Bald and bespectacled, Chester Brown slouches through the panels of Paying For It, a new graphic memoir about Brown’s experiences paying women for sex. Unflinching and expressionless, his visage seems to be fashioned from the same steps that make the skeletons in a dios de los muertos diorama; physically Chester is little more than a heavily cheek-boned skull and shoulders. At first there seems to be sadness in his rendering but that quickly gives way to a enviable amount of confidence: this is a man who understands exactly the hand he was dealt, a man who knows what he wants and perfectly well how to get it. In a moment of post-breakup self-reflection, Chester decides to venture in to the world of in-call prostitutes and chronicles his exploits call girl by call girl.

It’s fairly obvious to say that Paying For It is a book for mature audiences, but that maturity is needed more for the intellectual discourse the memoir has to offer than the explicit nature of the artwork. While Brown sleeps with a lot of women in Paying For It and details each night, most of the memoir is built around the erudite conversations between Brown and his friends. Fans of alternative comics will enjoy seeing Joe Matt and Seth in various scenes, taking part in many of the book’s weighty debates on the pros and cons of prostitution.
It’s clear that Chester Brown supports prostitution, and his exploration of the trade is so even-headed and human that it’s difficult not to feel some kind of empathetic agreement each time Brown defends his actions. Not only does Brown show that considerate and thoughtful men can be johns, he shows that there are number of seemingly normal women in the sex trade as well. Those readers who can get beyond their preconceived notions about prostitution will find Paying For It an illuminating and thoughtful memoir.

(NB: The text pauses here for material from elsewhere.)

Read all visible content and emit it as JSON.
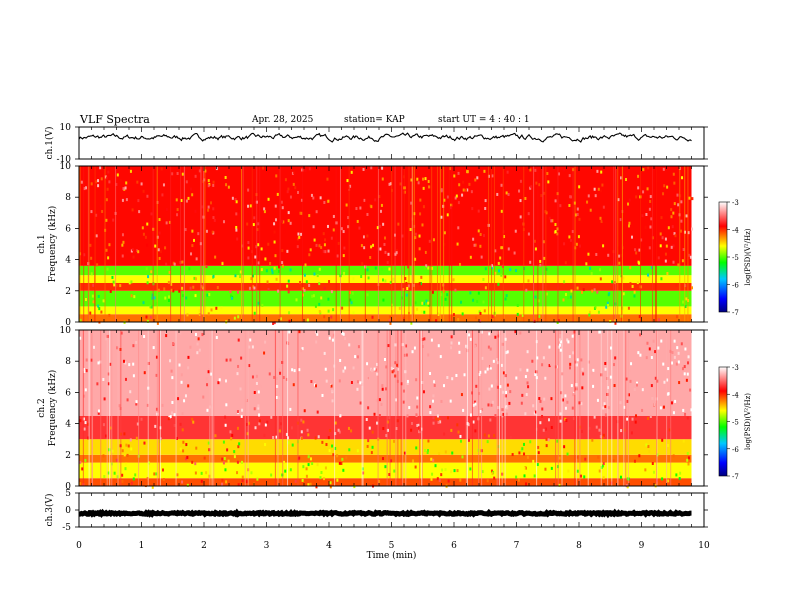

Paying For It is at its best when it feels like a discussion; long dialogues with Joe Matt and Seth provide an easy way to get into the debate due to Chester Brown’s unbiased representation of the argument’s polarities. Yet, there are moments in the memoir where Brown loses sight of his neutrality, causing Paying For It to feel more like a lecture or a manifesto. The final thirty pages are composed of meticulously hand-lettered appendices, detailing an impressive array of supporting historical sources and addendums. Here, Brown slips away from the book’s core dialogue and Paying For It starts to feel more like a treatise:
"Prostitution is just a form of dating. There is no regulatory or legal framework for unpaid dating. Nothing happens during paid dates that doesn’t happen in unpaid dates. From a legal perspective they should be seen as identical. No regulatory or legal framework is necessary for paid dating. What I hope we’re moving toward is a time when giving and receiving money is part of the normal give-and-take of sexual activity. It won’t be what everyone does, but it will become so common that no one will think it odd, disgusting, or unusual..."

Here, the reader is no longer an observer, and the ideas of the book are suddenly presented as statements. As sound as Brown’s argument may be, with such a knee-jerk topic as the merits of prostitution, it's easy to shut down during these moments and remain noncommittal.

This memoir is better suited to ruminate on than to rally behind. While Paying For It may not result in petitions or letters to congressmen, it may be the perfect book to inaugurate an after-hours book club.